SSD is faster and more reliable. Max size from Apple is 1T (but can be upgraded to 2T with readily available components).
Fusion has an HHD (spinning hard drive). These wear out, generate heat which cooks all components from the inside.
If there's a real need for speed, get a 2015 and replace the guts with a blade. Otherwise, you can do the same but install a SATA SSD. Not as fast as the blade but still cool and reliable.
What you need depends on the use. Both my wife and I make our livings behind our iMacs.
My wife edits books and teaches school. She doesn't have much music or many photos on her machine. An i5 with a 512G SSD is all the iMac she is likely to ever need. Doesn't matter if SATA or PCIe because nothing she does requires speed except booting in the morning. I like reliability and hate fan noise so the spinner was pulled from her iMac years ago (when that was a lot more expensive than it is now). She has a 2011 that meets all her needs but wants a Retina — working on it...

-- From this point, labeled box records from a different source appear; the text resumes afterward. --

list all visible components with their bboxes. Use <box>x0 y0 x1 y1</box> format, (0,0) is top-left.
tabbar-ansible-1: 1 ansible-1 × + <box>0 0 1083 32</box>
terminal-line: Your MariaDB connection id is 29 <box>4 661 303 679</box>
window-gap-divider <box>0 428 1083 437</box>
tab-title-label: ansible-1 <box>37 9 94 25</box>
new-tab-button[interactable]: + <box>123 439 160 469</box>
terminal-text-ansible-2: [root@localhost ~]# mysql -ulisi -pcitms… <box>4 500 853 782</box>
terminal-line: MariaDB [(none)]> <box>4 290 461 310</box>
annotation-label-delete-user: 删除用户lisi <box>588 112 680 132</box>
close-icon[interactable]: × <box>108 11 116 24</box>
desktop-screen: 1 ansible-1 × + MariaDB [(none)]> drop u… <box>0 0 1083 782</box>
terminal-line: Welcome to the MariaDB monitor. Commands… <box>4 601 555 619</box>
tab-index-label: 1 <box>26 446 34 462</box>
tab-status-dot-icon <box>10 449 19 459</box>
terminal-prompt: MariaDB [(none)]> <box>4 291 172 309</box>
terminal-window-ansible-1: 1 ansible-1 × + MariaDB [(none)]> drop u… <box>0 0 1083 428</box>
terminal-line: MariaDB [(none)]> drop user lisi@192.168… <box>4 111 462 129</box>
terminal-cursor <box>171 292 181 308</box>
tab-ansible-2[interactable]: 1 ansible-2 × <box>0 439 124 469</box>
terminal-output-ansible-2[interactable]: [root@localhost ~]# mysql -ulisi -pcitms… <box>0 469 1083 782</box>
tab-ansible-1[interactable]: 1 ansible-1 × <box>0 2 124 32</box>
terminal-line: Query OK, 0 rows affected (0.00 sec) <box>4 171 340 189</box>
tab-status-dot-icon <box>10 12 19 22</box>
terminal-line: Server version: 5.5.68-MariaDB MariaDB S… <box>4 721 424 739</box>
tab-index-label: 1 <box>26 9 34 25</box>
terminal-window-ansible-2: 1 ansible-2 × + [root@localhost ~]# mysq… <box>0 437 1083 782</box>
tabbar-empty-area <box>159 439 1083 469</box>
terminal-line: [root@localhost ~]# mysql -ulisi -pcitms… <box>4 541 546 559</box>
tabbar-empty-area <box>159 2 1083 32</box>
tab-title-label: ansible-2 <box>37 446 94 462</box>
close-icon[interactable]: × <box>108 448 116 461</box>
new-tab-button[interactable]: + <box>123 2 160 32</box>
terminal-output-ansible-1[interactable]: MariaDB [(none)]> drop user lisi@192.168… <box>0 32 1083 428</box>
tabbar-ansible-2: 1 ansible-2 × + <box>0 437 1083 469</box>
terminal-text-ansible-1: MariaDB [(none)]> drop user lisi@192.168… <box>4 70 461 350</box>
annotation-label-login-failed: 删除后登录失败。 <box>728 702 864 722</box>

I work in the music industry and take care of Macs for clients. I need a minimum of 2T for my boot drive and hate to wait for projects to load. A 2015 i7 with a 2T NVMe PCIe 3x4 blade is the slowest iMac that meets my needs and I need another 4T drive for my streaming VIs (virtual instruments) as 2T isn't big enough. I also have external SSDs that I use to test applications, compatibility, OS and beta etc.